From the nineteenth century to the present day, Russia's imperial ambitions in the Caucasus have led to conflict in this region, which lies on the border of Europe and Asia, mainly between the Black and the Caspian Seas. It is one of the most diverse regions on Earth both linguistically and culturally, with a wealth of indigenous populations. Independent countries in the region include Georgia, Armenia, and Azerbaijan; the rest of the region is divided into autonomous regions of the Russian Federation, such as Dagestan, Chechnya, Ingushetia, and North Ossetia.
The region has been contested throughout history as Russia sought to control and expand her borders. Clashes between Iran, the Ottoman Empire and Russia were often fought in the Caucasus, and the local population continue to fight against Russian domination to this day. From 1817-1864 Russia slowly conquered the region, although it has never been completely subdued, as recent events show.

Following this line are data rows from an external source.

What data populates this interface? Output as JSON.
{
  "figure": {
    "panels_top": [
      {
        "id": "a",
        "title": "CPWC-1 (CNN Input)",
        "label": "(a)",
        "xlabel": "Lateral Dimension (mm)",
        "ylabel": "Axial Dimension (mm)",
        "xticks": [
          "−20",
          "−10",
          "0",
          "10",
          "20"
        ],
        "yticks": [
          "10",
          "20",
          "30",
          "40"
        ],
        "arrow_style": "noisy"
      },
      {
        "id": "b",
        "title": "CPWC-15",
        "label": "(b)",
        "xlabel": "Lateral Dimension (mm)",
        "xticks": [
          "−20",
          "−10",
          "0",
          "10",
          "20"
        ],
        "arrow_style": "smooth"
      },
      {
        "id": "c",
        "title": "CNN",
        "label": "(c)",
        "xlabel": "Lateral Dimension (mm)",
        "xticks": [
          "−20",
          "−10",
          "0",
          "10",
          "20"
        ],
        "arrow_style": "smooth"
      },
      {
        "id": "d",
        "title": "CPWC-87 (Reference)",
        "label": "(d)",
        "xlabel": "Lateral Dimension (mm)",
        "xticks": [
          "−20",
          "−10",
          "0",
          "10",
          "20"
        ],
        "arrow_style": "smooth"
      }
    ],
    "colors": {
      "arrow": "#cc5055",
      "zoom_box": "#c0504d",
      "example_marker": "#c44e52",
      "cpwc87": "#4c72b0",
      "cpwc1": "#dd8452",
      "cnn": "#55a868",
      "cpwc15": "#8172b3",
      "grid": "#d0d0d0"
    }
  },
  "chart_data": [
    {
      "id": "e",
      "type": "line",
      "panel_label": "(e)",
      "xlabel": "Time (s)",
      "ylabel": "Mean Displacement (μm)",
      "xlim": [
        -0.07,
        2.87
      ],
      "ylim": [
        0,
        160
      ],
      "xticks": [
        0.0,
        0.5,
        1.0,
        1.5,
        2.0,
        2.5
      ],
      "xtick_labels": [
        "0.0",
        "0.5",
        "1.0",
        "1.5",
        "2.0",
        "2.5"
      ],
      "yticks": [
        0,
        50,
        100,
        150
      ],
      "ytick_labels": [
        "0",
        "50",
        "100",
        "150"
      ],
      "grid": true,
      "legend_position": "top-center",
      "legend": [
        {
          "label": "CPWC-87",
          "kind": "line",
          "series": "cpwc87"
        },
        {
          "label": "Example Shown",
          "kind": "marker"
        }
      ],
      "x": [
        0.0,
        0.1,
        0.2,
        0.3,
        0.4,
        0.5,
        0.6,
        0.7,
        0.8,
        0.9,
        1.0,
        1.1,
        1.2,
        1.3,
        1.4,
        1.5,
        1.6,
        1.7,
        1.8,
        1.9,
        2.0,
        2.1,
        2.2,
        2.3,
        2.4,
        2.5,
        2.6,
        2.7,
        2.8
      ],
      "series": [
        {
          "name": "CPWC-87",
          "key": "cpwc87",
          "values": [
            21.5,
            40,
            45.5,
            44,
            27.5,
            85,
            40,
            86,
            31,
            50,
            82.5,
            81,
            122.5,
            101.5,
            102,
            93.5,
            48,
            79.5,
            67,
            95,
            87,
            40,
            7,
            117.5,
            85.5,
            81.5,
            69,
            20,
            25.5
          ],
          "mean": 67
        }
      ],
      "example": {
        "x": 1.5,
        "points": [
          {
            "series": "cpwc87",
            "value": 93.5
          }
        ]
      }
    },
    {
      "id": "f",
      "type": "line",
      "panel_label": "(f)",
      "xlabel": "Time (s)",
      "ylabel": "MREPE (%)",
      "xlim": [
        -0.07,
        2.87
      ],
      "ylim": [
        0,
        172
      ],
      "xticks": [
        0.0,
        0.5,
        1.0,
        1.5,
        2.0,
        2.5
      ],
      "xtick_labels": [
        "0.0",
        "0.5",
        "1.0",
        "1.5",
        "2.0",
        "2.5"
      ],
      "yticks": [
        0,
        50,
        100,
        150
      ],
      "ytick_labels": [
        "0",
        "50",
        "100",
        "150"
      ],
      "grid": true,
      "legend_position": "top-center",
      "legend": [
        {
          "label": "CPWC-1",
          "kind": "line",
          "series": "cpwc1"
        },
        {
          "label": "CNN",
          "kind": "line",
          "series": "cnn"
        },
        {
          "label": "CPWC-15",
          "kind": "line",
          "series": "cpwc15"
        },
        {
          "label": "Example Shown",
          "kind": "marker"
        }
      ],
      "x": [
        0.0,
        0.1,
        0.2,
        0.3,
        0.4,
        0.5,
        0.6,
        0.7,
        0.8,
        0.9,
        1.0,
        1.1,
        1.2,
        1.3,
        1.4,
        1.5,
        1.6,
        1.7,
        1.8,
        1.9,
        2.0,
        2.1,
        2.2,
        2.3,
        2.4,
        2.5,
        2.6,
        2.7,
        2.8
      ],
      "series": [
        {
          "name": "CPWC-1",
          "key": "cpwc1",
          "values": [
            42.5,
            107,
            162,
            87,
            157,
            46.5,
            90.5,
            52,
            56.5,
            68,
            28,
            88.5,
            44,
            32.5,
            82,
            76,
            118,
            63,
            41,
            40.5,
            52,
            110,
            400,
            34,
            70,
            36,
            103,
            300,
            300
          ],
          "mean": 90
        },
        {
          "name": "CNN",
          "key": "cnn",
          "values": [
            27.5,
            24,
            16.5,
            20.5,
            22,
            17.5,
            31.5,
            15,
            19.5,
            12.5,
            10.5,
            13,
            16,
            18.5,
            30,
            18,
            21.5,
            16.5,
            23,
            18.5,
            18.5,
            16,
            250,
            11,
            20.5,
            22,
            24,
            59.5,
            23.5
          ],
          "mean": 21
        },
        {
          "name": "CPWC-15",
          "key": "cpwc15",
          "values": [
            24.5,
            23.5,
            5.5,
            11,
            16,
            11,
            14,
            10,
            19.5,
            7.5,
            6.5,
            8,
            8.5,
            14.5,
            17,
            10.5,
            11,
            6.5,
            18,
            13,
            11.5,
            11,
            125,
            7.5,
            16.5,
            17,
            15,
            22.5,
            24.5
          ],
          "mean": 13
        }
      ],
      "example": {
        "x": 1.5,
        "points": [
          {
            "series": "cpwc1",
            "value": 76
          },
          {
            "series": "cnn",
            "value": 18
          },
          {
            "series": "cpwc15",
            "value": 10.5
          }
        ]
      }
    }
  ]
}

Tolstoy and his brother Nikolai both took part in this war. His novella Hadji Murat is about one of the most famous rebel leaders involved in it. Mikhail Lermontov also fought in the same conflict, and wrote about it in his novel A Hero of Our Time, a work Tolstoy strongly disliked and is here subtly undermining. Alexander Pushkin was exiled to this region, which inspired his writing, although he did not fight. As a result of the literature born from this conflict, the region acquired a sort of exotic glamour for Russians living safely out of harm's way in Moscow and St Petersburg. The inhabitants of the Caucasus were seen as being exotic, romantic savages with strange customs and costumes that could be admired even while they were being crushed. This was a part of the wider European fashion for Orientalism, the fascination with the 'exotic' East. Veterans of the war, such Dolokhov in this scene, would return from the front line imbued with second-hand glamour from their contact with the rebels. Dolokhov is maximising this appearance by wearing 'Persian' clothes, just as the English poet Lord Byron does in his famous 'Albanian' portrait by Thomas Phillips.
The Patriarch's Ponds area of Moscow now only has one pond, although it is thought to have once had three.
Originally a swamp known as Goat's Marsh, the area acquired its present character after the Great Fire of 1812, when much of the city was rebuilt.
The 20th century writer Mikhail Bulgakov lived in Patriarch's Ponds, which appears at the beginning of his most famous novel, The Master and Margarita.
The Island of Elba lies in the Mediterranean sea near the coast of Italy. It was Napoleon's first place of exile, following his first defeat after the invasion of Russia. He spent less than a year on the island before raising an army and escaping back to France, determined to re-establish himself.